Cependant, si cette mise en jambe est déjà stimulante, nous aurions aimé une analyse de la problématique environnementale dans cette balade aux milieux des influences. En effet, certains agronomes coloniaux du XXème siècle (André-Georges Haudricourt, 1911-1996, Roland Portères, 1906-1974 par exemple), qui cherchaient à comprendre les agricultures coloniales ont décrits avec grande acuité les techniques et les organisations sociales et ainsi ouvert le champ aux ethnosciences, disciplines à la croisée des sciences humaines et naturelles. Le "Laboratoire d'Agronomie Tropicale" du Muséum national d'histoire naturelle sera muté en en 1961 par Roland Portères en "Centre d'Etude Ethnobotanique", concrétisant le glissement des savoirs agronomiques et naturalistes vers les sciences humaines.

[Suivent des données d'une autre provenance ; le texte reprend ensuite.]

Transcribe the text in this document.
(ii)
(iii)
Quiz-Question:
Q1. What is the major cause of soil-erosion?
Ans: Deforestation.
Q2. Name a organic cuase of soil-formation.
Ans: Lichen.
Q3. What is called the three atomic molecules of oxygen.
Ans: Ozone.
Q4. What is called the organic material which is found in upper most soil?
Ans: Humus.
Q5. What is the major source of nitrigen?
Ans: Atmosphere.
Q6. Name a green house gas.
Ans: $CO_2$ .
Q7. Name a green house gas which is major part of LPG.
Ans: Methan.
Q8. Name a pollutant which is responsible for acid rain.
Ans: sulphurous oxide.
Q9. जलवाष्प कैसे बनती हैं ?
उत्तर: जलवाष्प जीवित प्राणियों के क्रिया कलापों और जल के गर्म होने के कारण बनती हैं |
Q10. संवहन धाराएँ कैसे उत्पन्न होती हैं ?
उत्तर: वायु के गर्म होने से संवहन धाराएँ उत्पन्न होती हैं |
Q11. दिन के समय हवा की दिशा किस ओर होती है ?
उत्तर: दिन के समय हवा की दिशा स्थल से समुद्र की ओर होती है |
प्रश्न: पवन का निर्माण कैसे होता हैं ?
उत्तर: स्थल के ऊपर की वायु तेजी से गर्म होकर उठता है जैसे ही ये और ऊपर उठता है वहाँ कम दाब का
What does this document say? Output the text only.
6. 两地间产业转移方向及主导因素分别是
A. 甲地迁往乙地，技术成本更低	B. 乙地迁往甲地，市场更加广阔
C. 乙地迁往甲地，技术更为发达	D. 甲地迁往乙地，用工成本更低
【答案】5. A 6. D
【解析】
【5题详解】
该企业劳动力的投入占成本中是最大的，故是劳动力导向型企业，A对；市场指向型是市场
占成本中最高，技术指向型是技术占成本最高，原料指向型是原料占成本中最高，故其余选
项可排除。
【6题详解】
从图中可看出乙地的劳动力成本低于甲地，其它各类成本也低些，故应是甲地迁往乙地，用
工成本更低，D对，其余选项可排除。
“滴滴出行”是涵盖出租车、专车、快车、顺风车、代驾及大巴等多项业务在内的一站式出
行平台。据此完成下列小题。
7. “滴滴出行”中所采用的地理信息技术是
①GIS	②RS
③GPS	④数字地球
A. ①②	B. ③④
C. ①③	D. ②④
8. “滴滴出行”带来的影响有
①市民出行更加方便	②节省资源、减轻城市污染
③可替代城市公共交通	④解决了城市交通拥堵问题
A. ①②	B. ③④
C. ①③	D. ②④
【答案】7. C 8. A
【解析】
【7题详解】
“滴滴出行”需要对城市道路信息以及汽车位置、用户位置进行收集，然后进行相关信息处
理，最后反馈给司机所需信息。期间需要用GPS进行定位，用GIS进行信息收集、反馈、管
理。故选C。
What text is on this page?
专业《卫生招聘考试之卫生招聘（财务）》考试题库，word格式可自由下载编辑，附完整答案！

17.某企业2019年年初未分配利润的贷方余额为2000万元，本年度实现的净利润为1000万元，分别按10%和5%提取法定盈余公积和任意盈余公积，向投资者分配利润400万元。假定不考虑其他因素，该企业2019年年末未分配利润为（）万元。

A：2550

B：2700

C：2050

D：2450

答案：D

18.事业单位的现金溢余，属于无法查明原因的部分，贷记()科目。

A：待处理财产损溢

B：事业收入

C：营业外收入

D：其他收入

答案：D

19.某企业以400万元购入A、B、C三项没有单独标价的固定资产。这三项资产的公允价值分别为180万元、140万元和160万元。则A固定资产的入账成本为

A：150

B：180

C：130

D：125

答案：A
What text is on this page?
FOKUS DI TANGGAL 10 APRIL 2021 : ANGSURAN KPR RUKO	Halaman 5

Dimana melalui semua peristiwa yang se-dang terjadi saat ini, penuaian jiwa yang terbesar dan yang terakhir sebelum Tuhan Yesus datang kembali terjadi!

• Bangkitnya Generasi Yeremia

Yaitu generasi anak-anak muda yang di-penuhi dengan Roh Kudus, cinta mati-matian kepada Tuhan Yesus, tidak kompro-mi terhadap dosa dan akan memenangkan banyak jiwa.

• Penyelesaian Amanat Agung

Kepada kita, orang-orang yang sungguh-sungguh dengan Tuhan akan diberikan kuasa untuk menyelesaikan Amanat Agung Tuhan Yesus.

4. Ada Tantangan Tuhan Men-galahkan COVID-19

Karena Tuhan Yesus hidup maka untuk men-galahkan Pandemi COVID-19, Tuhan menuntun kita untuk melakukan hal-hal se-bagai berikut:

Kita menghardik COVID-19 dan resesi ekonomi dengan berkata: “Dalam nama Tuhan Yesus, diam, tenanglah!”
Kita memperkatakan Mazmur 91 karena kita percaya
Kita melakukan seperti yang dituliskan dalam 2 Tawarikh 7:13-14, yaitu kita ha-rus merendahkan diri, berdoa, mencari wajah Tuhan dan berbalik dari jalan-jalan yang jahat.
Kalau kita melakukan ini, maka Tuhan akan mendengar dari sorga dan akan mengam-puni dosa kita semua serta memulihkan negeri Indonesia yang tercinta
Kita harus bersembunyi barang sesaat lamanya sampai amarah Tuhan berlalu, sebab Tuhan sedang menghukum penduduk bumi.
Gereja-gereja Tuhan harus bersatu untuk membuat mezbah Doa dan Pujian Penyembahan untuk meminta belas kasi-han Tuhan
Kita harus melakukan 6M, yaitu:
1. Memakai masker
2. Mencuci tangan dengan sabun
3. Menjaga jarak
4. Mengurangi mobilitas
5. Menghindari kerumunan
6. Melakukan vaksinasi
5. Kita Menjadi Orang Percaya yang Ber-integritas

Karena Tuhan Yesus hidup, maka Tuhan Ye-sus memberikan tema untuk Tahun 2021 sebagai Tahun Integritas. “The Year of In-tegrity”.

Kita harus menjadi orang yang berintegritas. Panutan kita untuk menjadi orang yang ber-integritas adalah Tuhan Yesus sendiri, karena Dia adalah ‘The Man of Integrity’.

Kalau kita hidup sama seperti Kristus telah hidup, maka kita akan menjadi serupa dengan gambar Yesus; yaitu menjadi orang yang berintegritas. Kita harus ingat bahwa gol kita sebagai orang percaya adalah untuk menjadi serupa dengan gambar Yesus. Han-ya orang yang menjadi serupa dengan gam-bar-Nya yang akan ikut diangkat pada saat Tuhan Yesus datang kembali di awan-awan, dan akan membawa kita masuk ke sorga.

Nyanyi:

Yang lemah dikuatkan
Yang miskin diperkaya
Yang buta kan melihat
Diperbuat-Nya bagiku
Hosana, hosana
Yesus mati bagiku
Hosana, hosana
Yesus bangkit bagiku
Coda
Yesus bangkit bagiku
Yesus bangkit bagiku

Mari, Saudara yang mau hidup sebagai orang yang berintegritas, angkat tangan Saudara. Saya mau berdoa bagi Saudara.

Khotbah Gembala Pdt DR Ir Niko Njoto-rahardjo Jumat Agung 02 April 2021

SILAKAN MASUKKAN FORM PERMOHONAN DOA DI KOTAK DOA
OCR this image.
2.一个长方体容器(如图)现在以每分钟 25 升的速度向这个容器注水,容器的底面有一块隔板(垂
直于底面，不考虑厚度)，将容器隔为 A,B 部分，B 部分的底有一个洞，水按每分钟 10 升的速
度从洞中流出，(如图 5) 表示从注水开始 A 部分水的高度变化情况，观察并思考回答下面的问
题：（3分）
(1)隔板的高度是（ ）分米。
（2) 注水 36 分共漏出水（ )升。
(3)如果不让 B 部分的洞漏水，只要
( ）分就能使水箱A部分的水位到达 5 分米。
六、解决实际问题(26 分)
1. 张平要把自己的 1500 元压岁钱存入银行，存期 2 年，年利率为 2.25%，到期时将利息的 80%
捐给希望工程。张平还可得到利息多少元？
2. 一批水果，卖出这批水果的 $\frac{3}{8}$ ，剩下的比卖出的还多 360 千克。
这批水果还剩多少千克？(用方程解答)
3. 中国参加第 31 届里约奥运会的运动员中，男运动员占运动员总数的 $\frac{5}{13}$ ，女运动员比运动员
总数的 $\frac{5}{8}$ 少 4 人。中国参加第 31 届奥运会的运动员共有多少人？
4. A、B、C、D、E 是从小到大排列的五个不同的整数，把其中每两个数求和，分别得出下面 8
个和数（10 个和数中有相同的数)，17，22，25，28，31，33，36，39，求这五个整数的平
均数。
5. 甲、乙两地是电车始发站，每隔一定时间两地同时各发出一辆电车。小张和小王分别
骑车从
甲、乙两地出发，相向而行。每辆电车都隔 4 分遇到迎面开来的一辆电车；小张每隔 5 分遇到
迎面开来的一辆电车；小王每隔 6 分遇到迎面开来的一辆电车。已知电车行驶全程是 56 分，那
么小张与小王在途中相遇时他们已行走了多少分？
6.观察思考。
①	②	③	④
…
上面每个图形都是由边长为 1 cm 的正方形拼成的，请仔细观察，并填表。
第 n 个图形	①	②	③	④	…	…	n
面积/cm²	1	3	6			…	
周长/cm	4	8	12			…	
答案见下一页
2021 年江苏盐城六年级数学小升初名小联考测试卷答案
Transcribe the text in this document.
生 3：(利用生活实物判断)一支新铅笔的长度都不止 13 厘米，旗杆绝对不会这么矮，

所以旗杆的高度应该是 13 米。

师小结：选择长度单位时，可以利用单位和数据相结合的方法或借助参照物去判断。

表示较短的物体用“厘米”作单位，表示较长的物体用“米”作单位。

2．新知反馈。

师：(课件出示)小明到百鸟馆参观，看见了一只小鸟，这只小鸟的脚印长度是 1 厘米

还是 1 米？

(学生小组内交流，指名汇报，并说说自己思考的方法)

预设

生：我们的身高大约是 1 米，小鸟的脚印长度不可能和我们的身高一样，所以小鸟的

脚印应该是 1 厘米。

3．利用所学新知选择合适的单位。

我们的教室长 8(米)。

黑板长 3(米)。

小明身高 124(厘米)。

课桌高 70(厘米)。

Les chercheurs français relient d'une manière indissociable, "les savoirs et les savoir-faire", œuvrant ainsi à une méthodologie pour aborder les relations des sociétés avec le monde et entre elles. Ces travaux ont-ils laissé une trace en sociologie rurale ? Si non, pourquoi ? De plus, la montée des préoccupations environnementales s'impose petit à petit en agriculture, interrogeant autant l’occupation du sol que les pratiques des agriculteurs. L'agriculture est sûrement l'endroit où la question du rapport de l'Homme à la nature se pose avec le plus d'importance et s'impose donc à toute volonté de compréhension des rapports que l'agriculture entretiens avec les sociétés.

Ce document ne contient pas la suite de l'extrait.